Searching over Streams with Luwak and Apache Samza
A talk at
FOSDEM (Open Source Search Room),
Brussels, Belgium, 31 Jan 2015
Co-presented with Alan Woodward.
Traditional searches take the form of individual queries over large mostly-stable corpuses of
documents. In this talk, we’ll show how we invert this paradigm to allow for searching over streams
of documents by combining Samza, a distributed stream-processing framework, with Luwak, a library
for efficiently running large numbers of queries over individual documents.
Abstract
Real-time searching over streams is useful in a number of contexts. For example, companies may want
to detect whenever they are mentioned in a news feed; or a Twitter user might want to see
a continuous stream of tweets for a particular hashtag.

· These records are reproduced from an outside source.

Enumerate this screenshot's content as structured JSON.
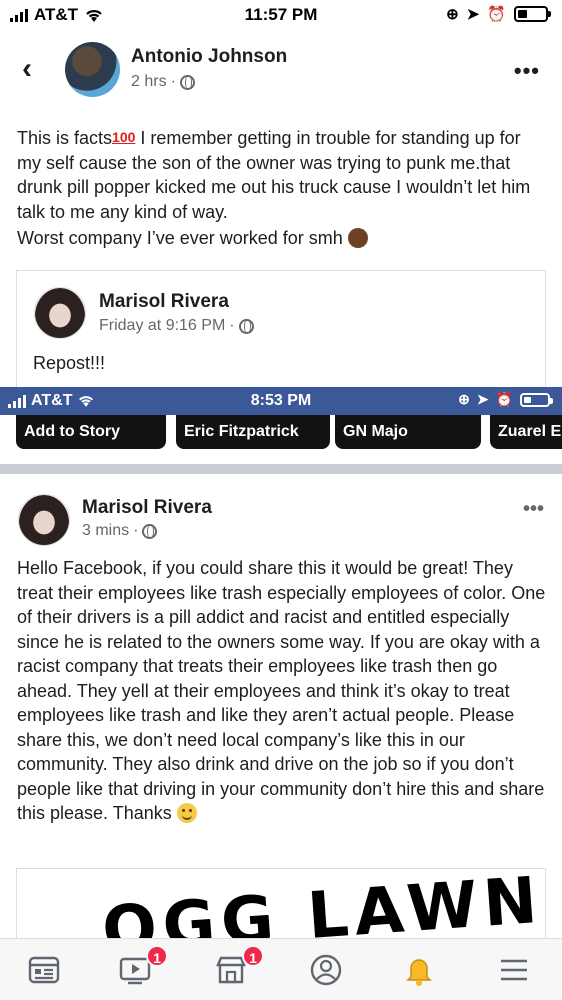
{
  "status_bar": {
    "carrier": "AT&T",
    "time": "11:57 PM"
  },
  "post": {
    "author": "Antonio Johnson",
    "time": "2 hrs",
    "text_lines": [
      "This is facts",
      "I remember getting in trouble for standing up for my self  cause the son of the owner was trying to punk me.that drunk pill popper kicked me out his truck cause I wouldn’t let him talk to me any kind of way.",
      "Worst company I’ve ever worked for smh"
    ],
    "hundred_emoji": "100"
  },
  "shared_post": {
    "author": "Marisol Rivera",
    "time": "Friday at 9:16 PM",
    "text": "Repost!!!"
  },
  "inner_screenshot": {
    "carrier": "AT&T",
    "time": "8:53 PM",
    "stories": [
      "Add to Story",
      "Eric Fitzpatrick",
      "GN Majo",
      "Zuarel E"
    ]
  },
  "original_post": {
    "author": "Marisol Rivera",
    "time": "3 mins",
    "text": "Hello Facebook, if you could share this it would be great! They treat their employees like trash especially employees of color. One of their drivers is a pill addict and racist and entitled especially since he is related to the owners some way. If you are okay with a racist company that treats their employees like trash then go ahead. They yell at their employees and think it’s okay to treat employees like trash and like they aren’t actual people. Please share this, we don’t need local company’s like this in our community.  They also drink and drive on the job so if you don’t people like that driving in your community don’t hire this and share this please. Thanks",
    "image_text": "OGG LAWN"
  },
  "tab_bar": {
    "items": [
      {
        "icon": "news-feed-icon",
        "badge": ""
      },
      {
        "icon": "watch-icon",
        "badge": "1"
      },
      {
        "icon": "marketplace-icon",
        "badge": "1"
      },
      {
        "icon": "profile-icon",
        "badge": ""
      },
      {
        "icon": "notifications-icon",
        "badge": ""
      },
      {
        "icon": "menu-icon",
        "badge": ""
      }
    ],
    "active_color": "#f7b928",
    "icon_color": "#606770"
  },
  "colors": {
    "facebook_blue": "#3b5998",
    "badge_red": "#f02849"
  }
}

Luwak provides a mechanism for running many thousands of
queries over a single document in a highly efficient manner, by filtering out queries that it can
detect will not match. Luwak is designed to run on a single node, holding all registered queries in
RAM. Scaling to higher document throughput, or to more queries, requires parallelization across
multiple machines.
Samza provides a framework for such parallelization, by
partitioning and recombining both the document streams and the query set (which can be treated as
just another stream), and also provides fault-tolerance mechanisms that allows swift recovery from
machine failure, without losing documents or queries.